Thousands of residents in Massachusetts will, unfortunately, spend the holiday hungry. One out of every ten residents in Massachusetts is food insecure. Perhaps more alarming–one out of every seven children in Massachusetts faces food insecurity. Fortunately, there are a couple items on the wish lists of many advocates, families, and members of the Legislature that can help us combat child hunger in a meaningful and cost-effective manner.


One initiative is a piece of legislation called Breakfast After the Bell, which helps ensure that every child in Massachusetts public schools has access to the most important meal of the day. Breakfast After the Bell provides breakfast in the classroom after the starting bell for the first period or homeroom. Currently, breakfast before the bell poses several barriers for students. Transportation issues, tardy buses, overwhelming cafeteria lines, the small window of time to make the line and eat food prior to the first bell ringing, and the powerful stigma that “really poor kids are the only ones who eat breakfast in the cafeteria.”

The good news is that there is sufficient evidence that Breakfast After the Bell programs work. Schools that have already adopted the measure say they’ve seen dramatic increases in student participation in free breakfast, as high as a 77 percent. These are students that are eligible for free breakfast that previously weren’t getting it.


If that weren’t enough, Breakfast After the Bell also proves to be a revenue-generating solution thanks to the US Department of Agriculture funding for the program. Massachusetts has 638 high-poverty schools. About 215 of these are home to after the bell breakfast programs, meaning that 423 schools are leaving money on the table. According to the Eos Foundation, “if all of these schools launched after the bell breakfast programs and reached 80 percent participation rates, collectively, high poverty communities would tap into nearly $32 million in USDA reimbursements each year — money currently forfeited due to low breakfast participation.” Some districts that are early adopters are already using the excess revenue to buy Chromebooks or more modern, efficient kitchen appliances, for example.

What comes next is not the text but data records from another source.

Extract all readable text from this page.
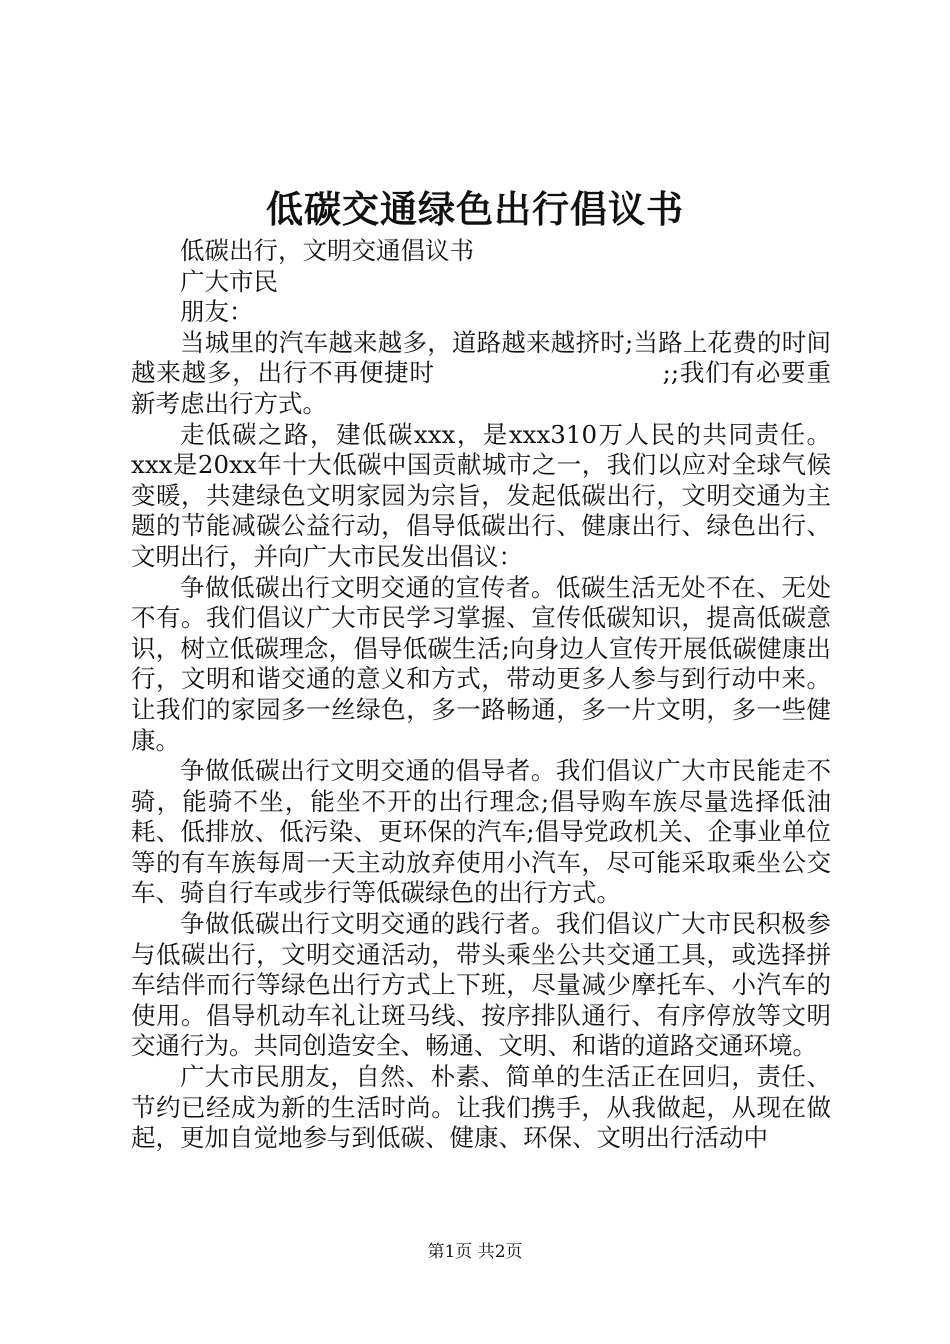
低碳交通绿色出行倡议书

低碳出行，文明交通倡议书

广大市民

朋友：

当城里的汽车越来越多，道路越来越挤时;当路上花费的时间越来越多，出行不再便捷时　　　　　　　　　;;我们有必要重新考虑出行方式。

走低碳之路，建低碳xxx，是xxx310万人民的共同责任。xxx是20xx年十大低碳中国贡献城市之一，我们以应对全球气候变暖，共建绿色文明家园为宗旨，发起低碳出行，文明交通为主题的节能减碳公益行动，倡导低碳出行、健康出行、绿色出行、文明出行，并向广大市民发出倡议：

争做低碳出行文明交通的宣传者。低碳生活无处不在、无处不有。我们倡议广大市民学习掌握、宣传低碳知识，提高低碳意识，树立低碳理念，倡导低碳生活;向身边人宣传开展低碳健康出行，文明和谐交通的意义和方式，带动更多人参与到行动中来。让我们的家园多一丝绿色，多一路畅通，多一片文明，多一些健康。

争做低碳出行文明交通的倡导者。我们倡议广大市民能走不骑，能骑不坐，能坐不开的出行理念;倡导购车族尽量选择低油耗、低排放、低污染、更环保的汽车;倡导党政机关、企事业单位等的有车族每周一天主动放弃使用小汽车，尽可能采取乘坐公交车、骑自行车或步行等低碳绿色的出行方式。

争做低碳出行文明交通的践行者。我们倡议广大市民积极参与低碳出行，文明交通活动，带头乘坐公共交通工具，或选择拼车结伴而行等绿色出行方式上下班，尽量减少摩托车、小汽车的使用。倡导机动车礼让斑马线、按序排队通行、有序停放等文明交通行为。共同创造安全、畅通、文明、和谐的道路交通环境。

广大市民朋友，自然、朴素、简单的生活正在回归，责任、节约已经成为新的生活时尚。让我们携手，从我做起，从现在做起，更加自觉地参与到低碳、健康、环保、文明出行活动中

第1页 共2页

The second piece of legislation, An Act to Promote Student Nutrition, would end school lunch shaming practices and require school districts that have high concentrations of free lunch students to enroll in the federal government’s Community Eligibility Provision (CEP).

CEP programs save economically disadvantaged school districts money by providing free lunch to every student—an “economies of scale” model. Districts cut down on administrative costs, lower unit prices for food, enroll more students for federal reimbursements, and feed more kids.


School lunch shaming is the practice of denying a student lunch or providing them a cold lunch if their parents have failed to pay their meal debts to the school district. Believe it or not, there are schools in Massachusetts where a student with a meal debt can walk up to a counter with the hot meal in their tray, have that meal thrown away in front of their peers, and are handed a cold sandwich as a substitute.


This is not only a gross waste of taxpayer dollars, but an injustice that is counter to Massachusetts values. It is not school cafeteria workers who should be blamed, but rather a lack of uniform and clear meal debt policies across districts and even among schools within the same district. This bill would end that practice and ensure that students are not shamed or punished for meal debts. We would be joining states like New Mexico, California, Oregon and Washington, which have already passed similar legislation.


Hunger and food insecurity costs Massachusetts an estimated $2.4 billion in increased health care related expenditures according to the Greater Boston Food Bank. These are avoidable expenditures that we help lessen by ensuring that every child has access to food while in our public schools. Both of these bills do a social good, a moral imperative, and a fiscally sound favor to the Commonwealth and its most vulnerable youth.


Andy Vargas is a state representative from Haverhill. Aaron Vega is state representative from Holyoke.